# Uber Driver Drops Off Passengers At Airport, Returns To Home To Burgle Them, Police Say



## Leeda.the.Paladin (Apr 9, 2019)

April 9, 2019 at 1:10 AM EDT - Updated April 9 at 1:10 AM 
SAN MATEO, CA (KGO/CNN) - An Uber driver was arrested after police say he tried to burgle his passengers before being scared off by an alarm then ransacked another home in the same area.

Police say Uber driver Jackie Wilson dropped off a couple Thursday at San Francisco International Airport. The couple had been staying at an Airbnb rental in San Mateo, CA.

Wilson then allegedly drove back to the location and attempted to burglarize it, but police say he was scared off by a security alarm and instead broke into a different house a few blocks away.
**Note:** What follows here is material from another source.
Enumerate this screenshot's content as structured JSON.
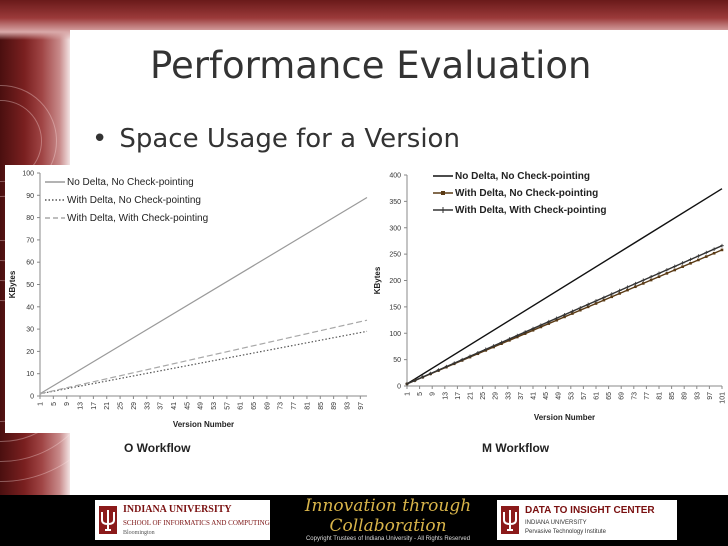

Scott and Chana, who didn’t want to share their identities, live in the house Wilson allegedly burgled. The couple says surveillance video from their Ring doorbell captured the suspect ransacking their home for four hours.







Police used information from the Uber app to track down driver and alleged burglar Jackie Wilson, who is accused of ransacking a California couple's home for four hours. (Source: San Mateo Police Department/CNN) 
"[He] tore apart the whole house, tossed everything. All the drawers were open and every piece of furniture moved. He opened my safe,” Scott said.

The video footage shows the intruder with stolen bags filled with Scott and Chana’s valuables.

"They’re from my grandmother and go back all the way to the Holocaust, so, if that's lost – to him, that was something to just pawn off, and to me, that's a memory of my grandmother,” Chana said.


After the couple shared the footage online, the owner of the Airbnb that Wilson allegedly attempted to burgle first identified the intruder as the Uber driver.


"He immediately contacted his tenants, who had just left within the hour and said, 'Do you know this guy?’ They said, ‘Yeah, that's our Uber driver,’” Scott said.

Police used information from the Uber app to track down Wilson, who lives in Rancho Cordova, CA, near Sacramento, and arrested him Friday.


Scott and Chana say they were horrified to learn the suspect may have had a criminal past, which they found out through searching his social media accounts.

"He had openly posted that, in 2017, he had been out of jail for six months for robbery. I was shocked," Chana said.


The couple thinks Uber needs to do more to screen drivers.

"I'm definitely thinking twice about taking ride shares after this. I'm thinking everybody should. I mean, this is a big deal. He used this to facilitate committing a crime," Scott said.


The two are working with pawn shops where Wilson allegedly tried to sell their possessions to get the items back.

Uber says it is cooperating with the investigation and removed Wilson’s access to the app as soon as it found out about the accusations.


Detectives are looking into whether the suspect has been involved in similar crimes in the area.


----------



## Everything Zen (Apr 9, 2019)

Uber Shenanigans strike again! 

Always walk to a pickup destination away from your home. Saves you money and it’s safer....






Check!


----------



## SlimPickinz (Apr 9, 2019)

What is wrong with people?! Smh


----------



## mensa (Apr 9, 2019)

Some folks have lost their doggone minds!!!!!!!!!!!!!!!  Oh the times in which we live.


----------